Perhaps the biggest reason for this is the perception there is very little to worry about. IFRS embodies an Anglo-American approach to accounting and is concerned primarily with where items appear on balance sheets and things that need to be included in financial reports. For companies in the UK, even those immediately affected by the legislation, the idea that IFRS-compliance requires little more than moving a few items around in a spreadsheet has lulled many into believing that their compliance projects need only be low-priority at best. A survey of leading UK companies conducted in early 2004 revealed that as few as 2% has instigated an IFRS-compliancy investigation. Yet for many companies, that could be disastrous thinking.

“The UK has been ahead of the curve in good, solid accounting practices for many years,” says Andy Bailey, vice president of marketing for EMEA at CommerceQuest. “The general consensus is IFRS will have less effect than on some of our European colleagues, but generally a very significant effect. Even though there’s not been much hype, it will be more significant and have more impact than Y2K.”

While IFRS does indeed mainly concern the presentation of accounts, it emphasises transparency to a far greater extent than existing accounts standards and so requires organisations to provide more, potentially different information than they have been so far.

“Before, people made projections like, ‘We’ll be profitable,’” says John Sinclair, director of PeopleSoft product marketing, financial management and enterprise performance management in the EMEA region. “Now we have a situation where we’ll see much more forecasting at all business levels for every business unit.”

This focus on business units may firstly require companies to think about how they are organised. “If a company is now worth the discounted cashflow of its assets, what is that cashflow?” asks Sinclair. “How do I segment? What are the cash-generating units? You could have to re-evaluate the organisation.”

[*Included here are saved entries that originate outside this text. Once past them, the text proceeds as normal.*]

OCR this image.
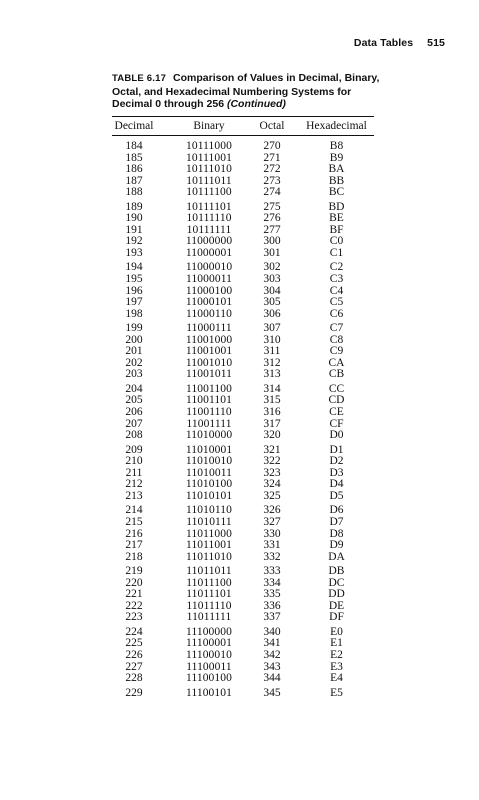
Data Tables 515
TABLE 6.17 Comparison of Values in Decimal, Binary, Octal, and Hexadecimal Numbering Systems for Decimal 0 through 256 (Continued)
Decimal	Binary	Octal	Hexadecimal
184	10111000	270	B8
185	10111001	271	B9
186	10111010	272	BA
187	10111011	273	BB
188	10111100	274	BC
189	10111101	275	BD
190	10111110	276	BE
191	10111111	277	BF
192	11000000	300	C0
193	11000001	301	C1
194	11000010	302	C2
195	11000011	303	C3
196	11000100	304	C4
197	11000101	305	C5
198	11000110	306	C6
199	11000111	307	C7
200	11001000	310	C8
201	11001001	311	C9
202	11001010	312	CA
203	11001011	313	CB
204	11001100	314	CC
205	11001101	315	CD
206	11001110	316	CE
207	11001111	317	CF
208	11010000	320	D0
209	11010001	321	D1
210	11010010	322	D2
211	11010011	323	D3
212	11010100	324	D4
213	11010101	325	D5
214	11010110	326	D6
215	11010111	327	D7
216	11011000	330	D8
217	11011001	331	D9
218	11011010	332	DA
219	11011011	333	DB
220	11011100	334	DC
221	11011101	335	DD
222	11011110	336	DE
223	11011111	337	DF
224	11100000	340	E0
225	11100001	341	E1
226	11100010	342	E2
227	11100011	343	E3
228	11100100	344	E4
229	11100101	345	E5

So the first step for any company that is looking to move to IFRS compliance, either because it is required to by regulations or because it has chosen to, is to set up a committee to investigate how the company is affected by the new rules and their requirements. The company can then evaluate what extra data it might need and see if there is any data it has to produce that it has not produced before.

That done, the company needs to take the big step: harmonising its processes and the data. And to do that, it needs to understand what processes it already has in place. “That can be a significant eye-opener,” says CommerceQuest’s Andy Bailey. “We workshop with them, process modelling, resource modelling and using simulation tools to see what the processes are that they actually believe they’re doing right now. Then once it’s in a software model with all the cost implications put in, you can start simulating changes in the model. You need to understand what you’re doing first or else you’re trying to tweak things when you don’t know what you’re tweaking.”

Many companies will find that existing processes have to be modified and new processes put in place. These changes and additions need to be reflected in the IT infrastructure. ERP connections to group accounting systems will need to be re-coded at least and might well make up the bulk of the compliance budget. Deloitte Consulting business intelligence principal Gary Simon says that data entry is a typically area that will require major changes, because of the way different expenses are defined. “This will feed through to changes that will have to be fed through group reporting systems. A lot of companies will have to review the way contractual transactions have been classified,” he says.

Custom applications that reflect existing accounting standards will naturally have to be re-coded to take account of any discrepancies with IFRS. Potentially new coding will be needed to produce any additional information required. Legacy applications might have to be switched to more modern applications. And packaged applications could require an update.